But you know all pictures painted inside, in the studio, will never be as good as those done outside....I see superb things, and I must resolve to paint only outdoors.
Cézanne was born and raised in Aix, a sleepy provincial town. As a youth, he and his friends—including the future novelist Émile Zola—regularly explored the countryside outside of Aix, swimming in rivers, clambering along rocky canyons, and resting under the shade of tall pines. This experience forged an affective bond with the Provençal landscape that resonated in Cézanne's work throughout his career.
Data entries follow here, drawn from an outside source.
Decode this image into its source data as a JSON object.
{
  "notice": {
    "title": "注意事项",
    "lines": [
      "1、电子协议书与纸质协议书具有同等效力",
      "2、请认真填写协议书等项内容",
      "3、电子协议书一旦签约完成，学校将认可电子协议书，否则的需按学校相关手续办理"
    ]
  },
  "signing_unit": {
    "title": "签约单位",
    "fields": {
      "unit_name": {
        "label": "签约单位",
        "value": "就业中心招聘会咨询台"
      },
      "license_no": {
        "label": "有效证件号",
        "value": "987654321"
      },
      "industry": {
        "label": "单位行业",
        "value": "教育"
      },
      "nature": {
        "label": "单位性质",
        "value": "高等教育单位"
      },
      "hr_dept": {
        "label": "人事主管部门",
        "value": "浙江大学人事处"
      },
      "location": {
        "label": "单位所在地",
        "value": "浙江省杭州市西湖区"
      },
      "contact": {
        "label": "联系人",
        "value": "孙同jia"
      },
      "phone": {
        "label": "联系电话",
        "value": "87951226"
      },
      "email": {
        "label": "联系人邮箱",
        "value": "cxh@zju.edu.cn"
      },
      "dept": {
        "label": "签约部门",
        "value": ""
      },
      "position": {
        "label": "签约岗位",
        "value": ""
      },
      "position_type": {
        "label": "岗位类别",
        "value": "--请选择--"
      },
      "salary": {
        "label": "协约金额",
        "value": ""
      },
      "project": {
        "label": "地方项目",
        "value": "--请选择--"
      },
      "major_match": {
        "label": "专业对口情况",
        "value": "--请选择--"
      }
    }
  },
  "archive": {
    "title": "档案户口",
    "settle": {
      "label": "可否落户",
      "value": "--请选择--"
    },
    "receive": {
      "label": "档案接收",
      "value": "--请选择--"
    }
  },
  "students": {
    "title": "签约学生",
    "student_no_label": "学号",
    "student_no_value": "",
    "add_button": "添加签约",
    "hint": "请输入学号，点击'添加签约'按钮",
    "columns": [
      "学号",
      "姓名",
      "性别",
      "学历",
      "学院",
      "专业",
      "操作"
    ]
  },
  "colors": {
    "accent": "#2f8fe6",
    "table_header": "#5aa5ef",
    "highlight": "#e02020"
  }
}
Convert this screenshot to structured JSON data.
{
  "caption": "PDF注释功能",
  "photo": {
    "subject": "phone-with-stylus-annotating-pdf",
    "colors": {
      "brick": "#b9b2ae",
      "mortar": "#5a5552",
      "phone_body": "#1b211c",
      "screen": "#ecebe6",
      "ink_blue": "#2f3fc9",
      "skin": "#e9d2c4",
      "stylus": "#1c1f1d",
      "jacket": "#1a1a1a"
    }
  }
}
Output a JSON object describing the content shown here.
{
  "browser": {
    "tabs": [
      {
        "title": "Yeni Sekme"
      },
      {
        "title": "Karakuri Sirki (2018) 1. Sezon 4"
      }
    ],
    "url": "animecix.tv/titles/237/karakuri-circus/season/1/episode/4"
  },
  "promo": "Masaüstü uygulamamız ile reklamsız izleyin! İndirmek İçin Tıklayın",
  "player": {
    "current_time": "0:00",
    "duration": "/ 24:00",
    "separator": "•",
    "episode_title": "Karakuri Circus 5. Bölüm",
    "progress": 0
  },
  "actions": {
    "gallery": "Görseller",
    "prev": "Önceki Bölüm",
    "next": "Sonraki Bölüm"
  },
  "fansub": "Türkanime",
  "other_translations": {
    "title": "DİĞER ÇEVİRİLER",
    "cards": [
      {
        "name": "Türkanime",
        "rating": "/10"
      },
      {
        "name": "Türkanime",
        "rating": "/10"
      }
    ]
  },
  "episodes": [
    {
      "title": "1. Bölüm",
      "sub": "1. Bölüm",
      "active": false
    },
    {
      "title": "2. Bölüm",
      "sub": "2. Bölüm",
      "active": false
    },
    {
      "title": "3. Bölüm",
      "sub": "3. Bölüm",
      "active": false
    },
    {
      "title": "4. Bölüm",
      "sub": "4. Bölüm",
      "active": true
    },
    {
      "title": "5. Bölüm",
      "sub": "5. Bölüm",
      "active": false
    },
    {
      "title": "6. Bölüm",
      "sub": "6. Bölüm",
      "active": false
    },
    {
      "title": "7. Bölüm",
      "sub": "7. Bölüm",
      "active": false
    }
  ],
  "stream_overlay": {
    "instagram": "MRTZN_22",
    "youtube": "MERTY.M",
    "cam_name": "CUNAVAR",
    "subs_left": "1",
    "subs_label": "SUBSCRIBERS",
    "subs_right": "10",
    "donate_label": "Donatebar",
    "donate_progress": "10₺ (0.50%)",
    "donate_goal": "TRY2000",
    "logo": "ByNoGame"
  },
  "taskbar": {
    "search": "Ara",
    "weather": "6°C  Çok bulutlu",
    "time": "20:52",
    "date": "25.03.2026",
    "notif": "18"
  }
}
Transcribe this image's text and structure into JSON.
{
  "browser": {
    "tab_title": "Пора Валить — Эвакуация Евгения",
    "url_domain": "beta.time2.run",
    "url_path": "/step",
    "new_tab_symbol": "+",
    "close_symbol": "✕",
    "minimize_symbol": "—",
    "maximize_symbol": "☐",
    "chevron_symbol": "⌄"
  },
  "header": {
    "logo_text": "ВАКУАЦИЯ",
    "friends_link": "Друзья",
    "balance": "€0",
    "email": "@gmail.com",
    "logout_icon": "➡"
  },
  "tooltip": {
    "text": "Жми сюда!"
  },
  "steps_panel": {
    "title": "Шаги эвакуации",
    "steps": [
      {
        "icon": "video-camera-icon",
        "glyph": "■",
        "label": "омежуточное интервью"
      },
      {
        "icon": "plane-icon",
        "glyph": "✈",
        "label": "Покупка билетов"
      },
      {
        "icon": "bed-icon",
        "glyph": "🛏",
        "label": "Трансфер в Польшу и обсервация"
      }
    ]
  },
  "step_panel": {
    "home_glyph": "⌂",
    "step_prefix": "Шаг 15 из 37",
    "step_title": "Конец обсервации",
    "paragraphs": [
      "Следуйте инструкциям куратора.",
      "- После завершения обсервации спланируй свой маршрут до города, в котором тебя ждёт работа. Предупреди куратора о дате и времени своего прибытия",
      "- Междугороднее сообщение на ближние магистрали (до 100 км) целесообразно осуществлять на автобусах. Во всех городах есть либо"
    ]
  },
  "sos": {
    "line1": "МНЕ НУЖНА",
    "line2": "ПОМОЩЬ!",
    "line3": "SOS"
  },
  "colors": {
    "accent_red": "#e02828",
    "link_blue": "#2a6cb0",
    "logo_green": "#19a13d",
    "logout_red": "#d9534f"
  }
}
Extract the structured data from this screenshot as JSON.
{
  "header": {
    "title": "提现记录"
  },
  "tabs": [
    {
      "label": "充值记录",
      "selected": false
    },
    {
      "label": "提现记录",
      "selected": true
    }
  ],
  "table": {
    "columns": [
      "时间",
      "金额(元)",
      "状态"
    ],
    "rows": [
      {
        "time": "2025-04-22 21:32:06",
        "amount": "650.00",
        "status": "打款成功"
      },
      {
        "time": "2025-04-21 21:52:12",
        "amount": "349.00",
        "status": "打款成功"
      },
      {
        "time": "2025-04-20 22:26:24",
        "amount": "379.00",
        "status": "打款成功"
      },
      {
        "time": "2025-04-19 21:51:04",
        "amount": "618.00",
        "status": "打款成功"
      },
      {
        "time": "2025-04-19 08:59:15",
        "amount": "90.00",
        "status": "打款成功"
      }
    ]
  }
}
Cézanne studied law for a short time before leaving for Paris in 1861 to devote himself to art. His energetic early style, seen in The Artist's Father, Reading L'Événement, 1866, featured a dark heavily impastoed paint applied roughly with a palette knife. This rugged manner reflected the artist's initial debt to Gustave Courbet, whose work he encountered in Paris, as well as a typically Provençal appreciation for vigorous paint handling.
Cézanne learned how to paint in Paris; however, he never adopted the city as his own. From the beginning he returned repeatedly to Provence, finding solace and inspiration in its familiar countryside. Eventually, in the 1880s, he resettled in there. He continued to travel outside of the region, but Provence remained his centere of gravity until his death in 1906.